I thought Minerva would give me a look for being rude to Danny, but she was just staring into the fire. "The palaces, not the streets," she murmured. "The streets are made from white limestone that rose up from the sea at the demon king's summoning. But the palaces of the City of the Dead are all of gems and precious metals." She did look up to frown at the look of pure inspiration on Riordan's face. "And guarded by the souls of undead warriors, waiting to suck the life from would-be thieves."
He looked crestfallen. "And I'm guessing they've got pretty good hearing."
"I believe they can feel the life emanating from the living as you or I would feel the light and heat of the sun, brilliant when experienced face to face, but discernible even behind thick walls, as anyone who has thusly escaped the midday heat will concur. Is that not correct?" She paused to listen for a moment, suddenly making Riordan and I recall uncomfortably that something else had been traveling with us the whole way. "Ahwadi says that the analogy will suffice."
We were quiet for a moment. Then Riordan cleared his throat. "And what's an analogy?"
This was a great night for me talkin! I looked down my nose at him, which was kind of tricky to do, given all the knots from it being broken so many times. "It's when you compare something you don't know to something you do. Like if I was gonna tell someone we just met about you and said you were like the back end of a rat with the trots. Scrawny, unlovable and always spewin shit. They'd understand easy without even having to know you."
That earned me a look from Minerva. Danny just kind of drew himself up and glared at me. "Didn't realize you were a sage, Master Osgun. You learn that bit of wisdom gutting fish on the docks or getting buggared by the crew of the 'Balding Merkin' underneath the pier?"

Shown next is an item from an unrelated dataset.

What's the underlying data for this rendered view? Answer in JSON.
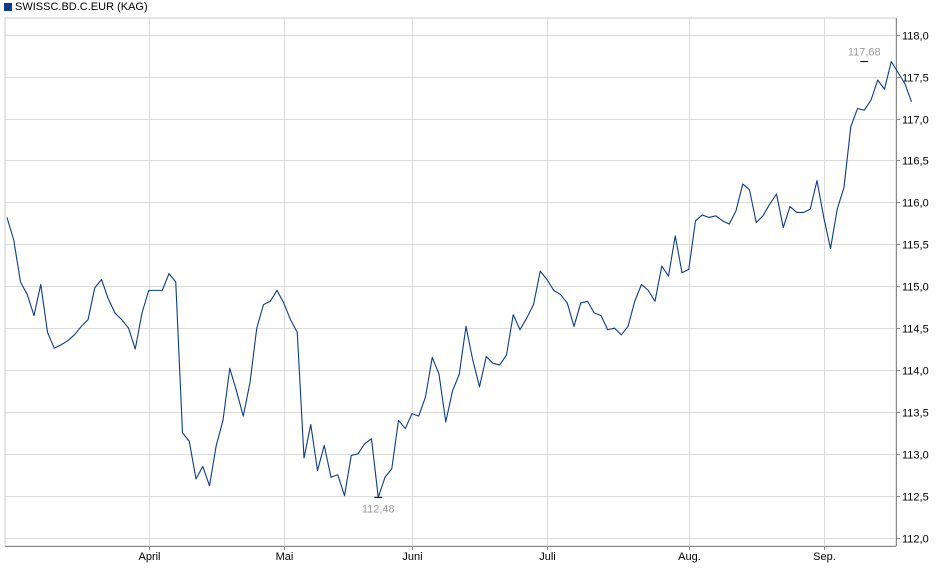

Minerva was making a kind of polite growly sound in her throat. I decided to be nice. "Naw, I learned it from the bard I worked for when I was little. What's a merkin?" My face fell a little as Minerva jumped to her feet and left for the ladies' wagon. "Did I say something?" Riordan waited until she got a respectful distance away and then pointed his finger at me and laughed. Long and hard.
I scuffed some dirt at the campfire and renewed my vow to never speak in front of people again. No good ever comes of it.